この「5027」は米軍が韓国軍と共同で1974年から策定し、その後の北朝鮮の変化などに合わせて随時、変更を加えてきた軍事作戦計画だ。筆者が1999年から2000年まで米ハーバード大学の中堅ジャーナリストの再教育機関とでもいうべき「ニーマンファウンデーション(協会)」のフェローとして1年間ハーバード大で研究生活を送った際、米政府関係者から当時としては最新の「5027」を入手した。それは英文のレター用紙500枚以上あった。

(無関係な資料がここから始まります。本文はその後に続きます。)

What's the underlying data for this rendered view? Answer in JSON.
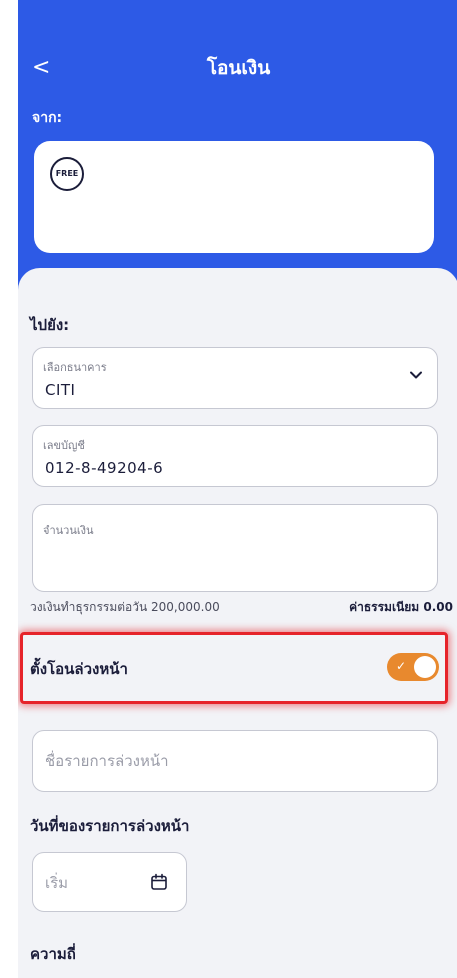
{
  "header": {
    "back_icon": "chevron-left-icon",
    "back_glyph": "<",
    "title": "โอนเงิน",
    "from_label": "จาก:",
    "free_badge": "FREE",
    "color": "#2d5ae6"
  },
  "to_section": {
    "label": "ไปยัง:",
    "bank_field": {
      "label": "เลือกธนาคาร",
      "value": "CITI",
      "icon": "chevron-down-icon"
    },
    "account_field": {
      "label": "เลขบัญชี",
      "value": "012-8-49204-6"
    },
    "amount_field": {
      "label": "จำนวนเงิน",
      "value": ""
    },
    "daily_limit": "วงเงินทำธุรกรรมต่อวัน 200,000.00",
    "fee": "ค่าธรรมเนียม 0.00"
  },
  "advance_transfer": {
    "label": "ตั้งโอนล่วงหน้า",
    "enabled": true,
    "toggle_color": "#e8892e",
    "highlight_color": "#e6232a"
  },
  "advance_details": {
    "name_placeholder": "ชื่อรายการล่วงหน้า",
    "date_section_label": "วันที่ของรายการล่วงหน้า",
    "start_placeholder": "เริ่ม",
    "calendar_icon": "calendar-icon",
    "frequency_label": "ความถี่"
  }
}
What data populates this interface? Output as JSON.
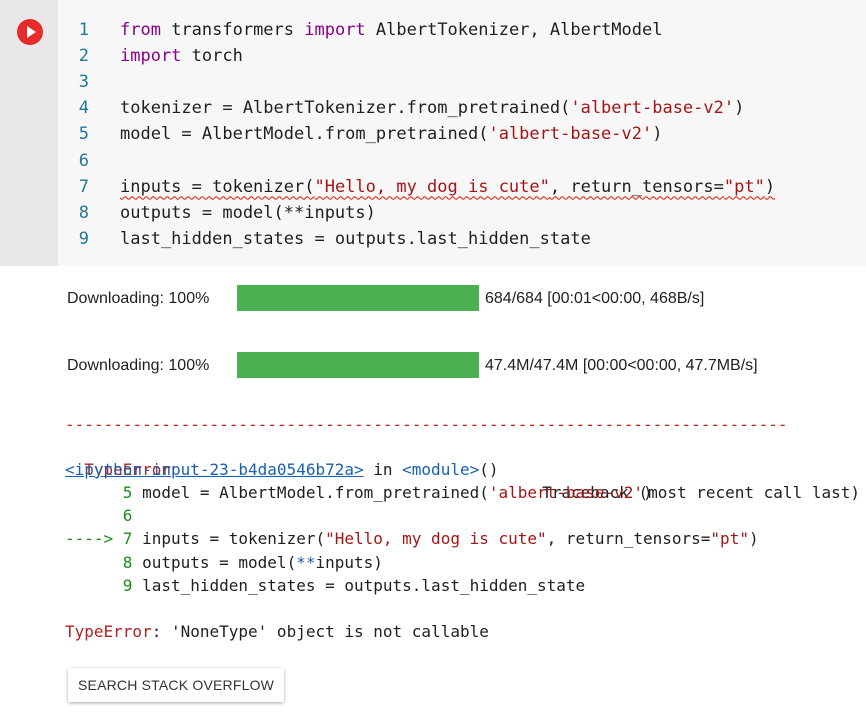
{
  "code_cell": {
    "run_icon": "play-circle-icon",
    "lines": [
      {
        "num": "1",
        "parts": [
          [
            "kw",
            "from"
          ],
          [
            "t",
            " transformers "
          ],
          [
            "kw",
            "import"
          ],
          [
            "t",
            " AlbertTokenizer, AlbertModel"
          ]
        ]
      },
      {
        "num": "2",
        "parts": [
          [
            "kw",
            "import"
          ],
          [
            "t",
            " torch"
          ]
        ]
      },
      {
        "num": "3",
        "parts": []
      },
      {
        "num": "4",
        "parts": [
          [
            "t",
            "tokenizer = AlbertTokenizer.from_pretrained("
          ],
          [
            "str",
            "'albert-base-v2'"
          ],
          [
            "t",
            ")"
          ]
        ]
      },
      {
        "num": "5",
        "parts": [
          [
            "t",
            "model = AlbertModel.from_pretrained("
          ],
          [
            "str",
            "'albert-base-v2'"
          ],
          [
            "t",
            ")"
          ]
        ]
      },
      {
        "num": "6",
        "parts": []
      },
      {
        "num": "7",
        "squiggle": true,
        "parts": [
          [
            "t",
            "inputs = tokenizer("
          ],
          [
            "str",
            "\"Hello, my dog is cute\""
          ],
          [
            "t",
            ", return_tensors="
          ],
          [
            "str",
            "\"pt\""
          ],
          [
            "t",
            ")"
          ]
        ]
      },
      {
        "num": "8",
        "parts": [
          [
            "t",
            "outputs = model(**inputs)"
          ]
        ]
      },
      {
        "num": "9",
        "parts": [
          [
            "t",
            "last_hidden_states = outputs.last_hidden_state"
          ]
        ]
      }
    ]
  },
  "downloads": [
    {
      "label": "Downloading: 100%",
      "progress": 1.0,
      "stats": "684/684 [00:01<00:00, 468B/s]"
    },
    {
      "label": "Downloading: 100%",
      "progress": 1.0,
      "stats": "47.4M/47.4M [00:00<00:00, 47.7MB/s]"
    }
  ],
  "traceback": {
    "dashes": "---------------------------------------------------------------------------",
    "error_type": "TypeError",
    "header_right": "Traceback (most recent call last)",
    "input_link": "<ipython-input-23-b4da0546b72a>",
    "in_text": " in ",
    "module": "<module>",
    "module_suffix": "()",
    "lines": [
      {
        "prefix": "      ",
        "num": "5",
        "parts": [
          [
            "t",
            " model = AlbertModel.from_pretrained("
          ],
          [
            "str",
            "'albert-base-v2'"
          ],
          [
            "t",
            ")"
          ]
        ]
      },
      {
        "prefix": "      ",
        "num": "6",
        "parts": []
      },
      {
        "prefix": "----> ",
        "num": "7",
        "parts": [
          [
            "t",
            " inputs = tokenizer("
          ],
          [
            "str",
            "\"Hello, my dog is cute\""
          ],
          [
            "t",
            ", return_tensors="
          ],
          [
            "str",
            "\"pt\""
          ],
          [
            "t",
            ")"
          ]
        ]
      },
      {
        "prefix": "      ",
        "num": "8",
        "parts": [
          [
            "t",
            " outputs = model("
          ],
          [
            "blue",
            "**"
          ],
          [
            "t",
            "inputs)"
          ]
        ]
      },
      {
        "prefix": "      ",
        "num": "9",
        "parts": [
          [
            "t",
            " last_hidden_states = outputs.last_hidden_state"
          ]
        ]
      }
    ],
    "final_error_type": "TypeError",
    "final_message": ": 'NoneType' object is not callable"
  },
  "search_button_label": "SEARCH STACK OVERFLOW",
  "colors": {
    "progress": "#4caf50",
    "run": "#e62b2b",
    "error": "#b22222"
  }
}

帰国後、『北朝鮮最終殲滅計画―ペンタゴン極秘文書が語る衝撃のシナリオ』 (講談社プラスアルファ新書)として出版した。主に、米国が1974年から策定し、随時変更を加えてきた対北朝鮮軍事作戦であるOperation Plan 5027 (OPLAN5027)の変遷とその間の状況を解説。後半は軍事を中心とした過去15年ほど(2005年12月まで)の経過と対応を述べ、新聞情報などをまとめて当時の現実的状況を明らかにしたものだ。
当時は米国がブッシュ(息子)政権、北朝鮮は金正日指導部の時代で、現在の北朝鮮を取り巻く現実的な状況はまったく異なっているが、軍事作戦そのものは米韓両軍が陸上で北朝鮮の進撃をとどめて北上すると同時に、北朝鮮の日本海と黄海の東西両海岸に海兵隊を上陸させ、平壌一帯を制圧するという作戦は、基本的に変わらないとみられる。

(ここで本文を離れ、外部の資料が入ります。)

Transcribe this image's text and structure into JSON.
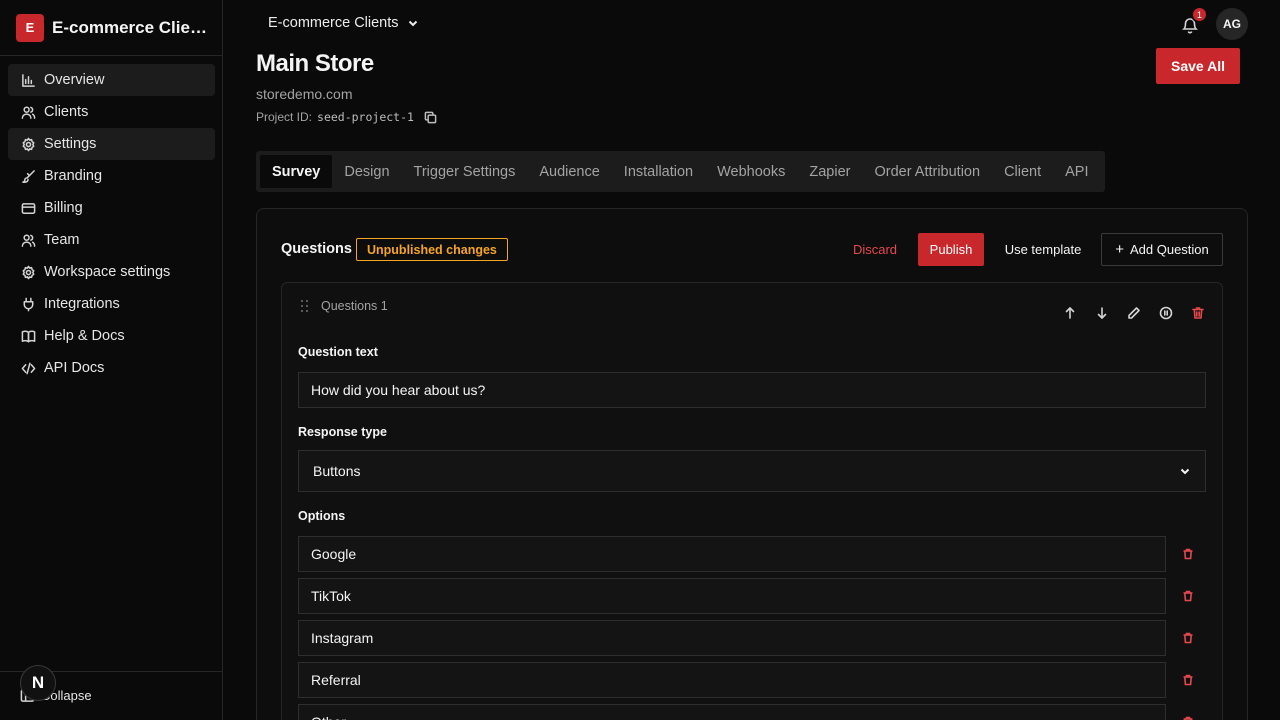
{
  "sidebar": {
    "brand_initial": "E",
    "brand_name": "E-commerce Clients",
    "items": [
      {
        "label": "Overview",
        "icon": "bar-chart-icon",
        "active": true
      },
      {
        "label": "Clients",
        "icon": "users-icon",
        "active": false
      },
      {
        "label": "Settings",
        "icon": "gear-icon",
        "active": true
      },
      {
        "label": "Branding",
        "icon": "brush-icon",
        "active": false
      },
      {
        "label": "Billing",
        "icon": "credit-card-icon",
        "active": false
      },
      {
        "label": "Team",
        "icon": "users-icon",
        "active": false
      },
      {
        "label": "Workspace settings",
        "icon": "gear-icon",
        "active": false
      },
      {
        "label": "Integrations",
        "icon": "plug-icon",
        "active": false
      },
      {
        "label": "Help & Docs",
        "icon": "book-icon",
        "active": false
      },
      {
        "label": "API Docs",
        "icon": "code-icon",
        "active": false
      }
    ],
    "collapse_label": "Collapse",
    "next_badge": "N"
  },
  "topbar": {
    "workspace": "E-commerce Clients",
    "notification_count": "1",
    "avatar_initials": "AG"
  },
  "header": {
    "title": "Main Store",
    "domain": "storedemo.com",
    "project_id_label": "Project ID:",
    "project_id": "seed-project-1",
    "save_all": "Save All"
  },
  "tabs": [
    "Survey",
    "Design",
    "Trigger Settings",
    "Audience",
    "Installation",
    "Webhooks",
    "Zapier",
    "Order Attribution",
    "Client",
    "API"
  ],
  "active_tab": "Survey",
  "survey": {
    "section_title": "Questions",
    "status_badge": "Unpublished changes",
    "discard": "Discard",
    "publish": "Publish",
    "use_template": "Use template",
    "add_question": "Add Question",
    "question": {
      "label": "Questions 1",
      "question_text_label": "Question text",
      "question_text": "How did you hear about us?",
      "response_type_label": "Response type",
      "response_type": "Buttons",
      "options_label": "Options",
      "options": [
        "Google",
        "TikTok",
        "Instagram",
        "Referral",
        "Other"
      ]
    }
  },
  "colors": {
    "accent": "#c8282b",
    "warning": "#f5a524",
    "danger": "#e5484d",
    "background": "#0a0a0a"
  }
}
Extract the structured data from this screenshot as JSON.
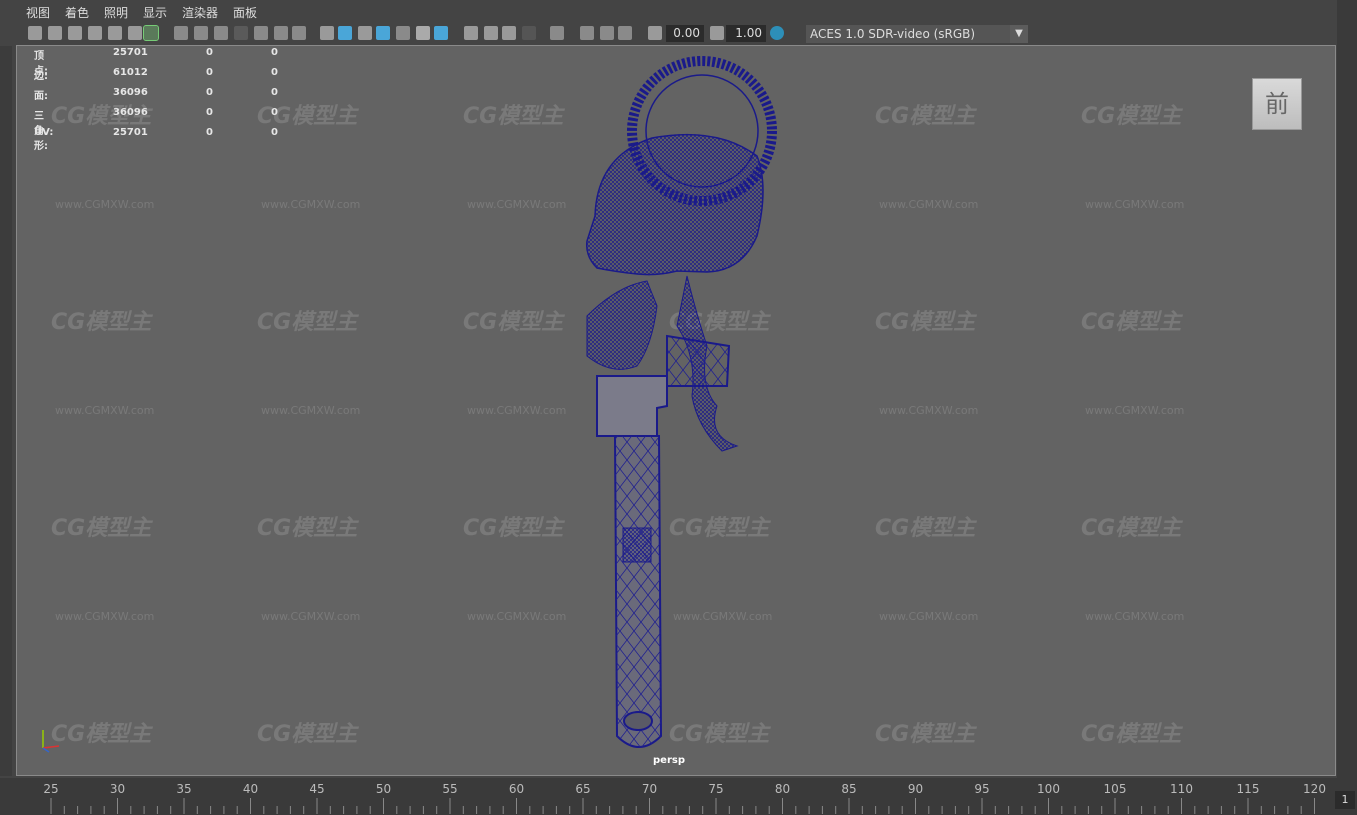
{
  "menu": [
    "视图",
    "着色",
    "照明",
    "显示",
    "渲染器",
    "面板"
  ],
  "toolbar": {
    "exposure": "0.00",
    "gamma": "1.00",
    "color_space": "ACES 1.0 SDR-video (sRGB)"
  },
  "stats": [
    {
      "label": "顶点:",
      "v1": "25701",
      "v2": "0",
      "v3": "0"
    },
    {
      "label": "边:",
      "v1": "61012",
      "v2": "0",
      "v3": "0"
    },
    {
      "label": "面:",
      "v1": "36096",
      "v2": "0",
      "v3": "0"
    },
    {
      "label": "三角形:",
      "v1": "36096",
      "v2": "0",
      "v3": "0"
    },
    {
      "label": "UV:",
      "v1": "25701",
      "v2": "0",
      "v3": "0"
    }
  ],
  "camera_label": "persp",
  "view_cube_label": "前",
  "watermark": {
    "logo": "CG模型主",
    "url": "www.CGMXW.com"
  },
  "timeline": {
    "ticks": [
      "25",
      "30",
      "35",
      "40",
      "45",
      "50",
      "55",
      "60",
      "65",
      "70",
      "75",
      "80",
      "85",
      "90",
      "95",
      "100",
      "105",
      "110",
      "115",
      "120"
    ],
    "current_frame": "1"
  }
}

ただ、その後、米特殊部隊によるウサマ・ビン・ラーディン暗殺計画が成功したこともあって、金正恩委員長を襲撃するという「斬首計画」も「5027」に加えられているとみられる。イラク戦争と同様、開戦当初は爆撃機による空襲を中心にして、都市部を徹底的に壊滅させて、その後、地上戦に移行し、残っている敵の部隊を攻撃し軍を崩壊させ、最高指導者を捕獲、あるいは殺害するという基本的な計画は変わらないだろう。